Security & PCI

sproutPOS® keeps you protected by tokenizing every payment. We are also PCI compliant and offer Secure Socket Layer (SSL) encryption and Point-to-Point (P2PE) encryption.

What is Tokenization?

sproutPOS tokenization service encrypts every piece of confidential payment data your customer supplies and stores it on PCI-Level 1 certified servers. Tokens are great because they mitigate risks associated with storing credit card numbers. Further, tokens can be invalidated without exposing any cardholder data.

PCI Compliance

sproutPOS is powered by Beanstream, a PCI Level 1 (the highest level) certified service provider.
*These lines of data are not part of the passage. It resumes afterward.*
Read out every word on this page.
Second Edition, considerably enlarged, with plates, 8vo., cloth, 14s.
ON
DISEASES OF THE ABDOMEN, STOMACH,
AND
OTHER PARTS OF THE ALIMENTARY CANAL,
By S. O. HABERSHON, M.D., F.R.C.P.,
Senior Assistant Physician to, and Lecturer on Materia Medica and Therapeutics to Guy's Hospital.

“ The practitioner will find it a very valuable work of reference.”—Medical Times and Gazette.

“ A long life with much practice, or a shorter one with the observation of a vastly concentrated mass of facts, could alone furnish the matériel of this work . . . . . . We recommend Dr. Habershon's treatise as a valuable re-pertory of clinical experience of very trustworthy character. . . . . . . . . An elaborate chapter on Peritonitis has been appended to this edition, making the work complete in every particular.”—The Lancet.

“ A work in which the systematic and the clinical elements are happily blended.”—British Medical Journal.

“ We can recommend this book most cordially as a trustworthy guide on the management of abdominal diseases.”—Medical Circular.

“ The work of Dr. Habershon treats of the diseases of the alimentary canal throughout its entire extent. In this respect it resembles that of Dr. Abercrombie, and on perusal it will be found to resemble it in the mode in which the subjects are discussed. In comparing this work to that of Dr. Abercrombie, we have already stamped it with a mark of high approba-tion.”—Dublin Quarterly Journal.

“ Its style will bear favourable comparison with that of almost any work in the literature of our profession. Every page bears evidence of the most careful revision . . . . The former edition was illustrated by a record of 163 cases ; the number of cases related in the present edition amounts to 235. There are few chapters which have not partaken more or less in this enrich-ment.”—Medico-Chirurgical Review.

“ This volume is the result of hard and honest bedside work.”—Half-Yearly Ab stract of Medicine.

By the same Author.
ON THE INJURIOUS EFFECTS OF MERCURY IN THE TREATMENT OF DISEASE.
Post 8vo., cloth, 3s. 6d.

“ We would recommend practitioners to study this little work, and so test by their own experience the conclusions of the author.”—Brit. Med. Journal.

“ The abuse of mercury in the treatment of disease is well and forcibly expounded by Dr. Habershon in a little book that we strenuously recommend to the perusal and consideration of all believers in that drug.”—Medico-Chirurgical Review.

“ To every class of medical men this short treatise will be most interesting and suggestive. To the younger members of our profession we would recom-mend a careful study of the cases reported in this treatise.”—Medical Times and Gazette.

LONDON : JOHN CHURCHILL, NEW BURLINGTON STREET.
This means we hold to the highest industry standards for data protection and network security. Your business and cardholder data is safe with us.

As part of our ongoing security program we perform rigorous checks of our systems, both internally and via independent third-parties, to ensure we meet or exceed card association requirements. View the full standards here.

SSL Encryption

Secure Socket Layer is a standard technology for establishing an encrypted link between a server (Beanstream) and a client (a merchant). With SSL both the link and the data being transmitted (payment ex. credit card information) are encrypted.

Point to Point Encryption

When card data is tapped, dipped, swiped or manually entered into sproutPOS it is immediately encrypted. The encrypted data is then sent over a Secure Socket Layer to Beanstream’s PCI-Level 1 compliant gateway. Beanstream then sends the encrypted data to the acquiring bank via Secure Socket Layer. The acquiring bank decrypts the data, processes payments and then sends Beanstream a token representing the data. All of this ensures Point-to-Point encryption.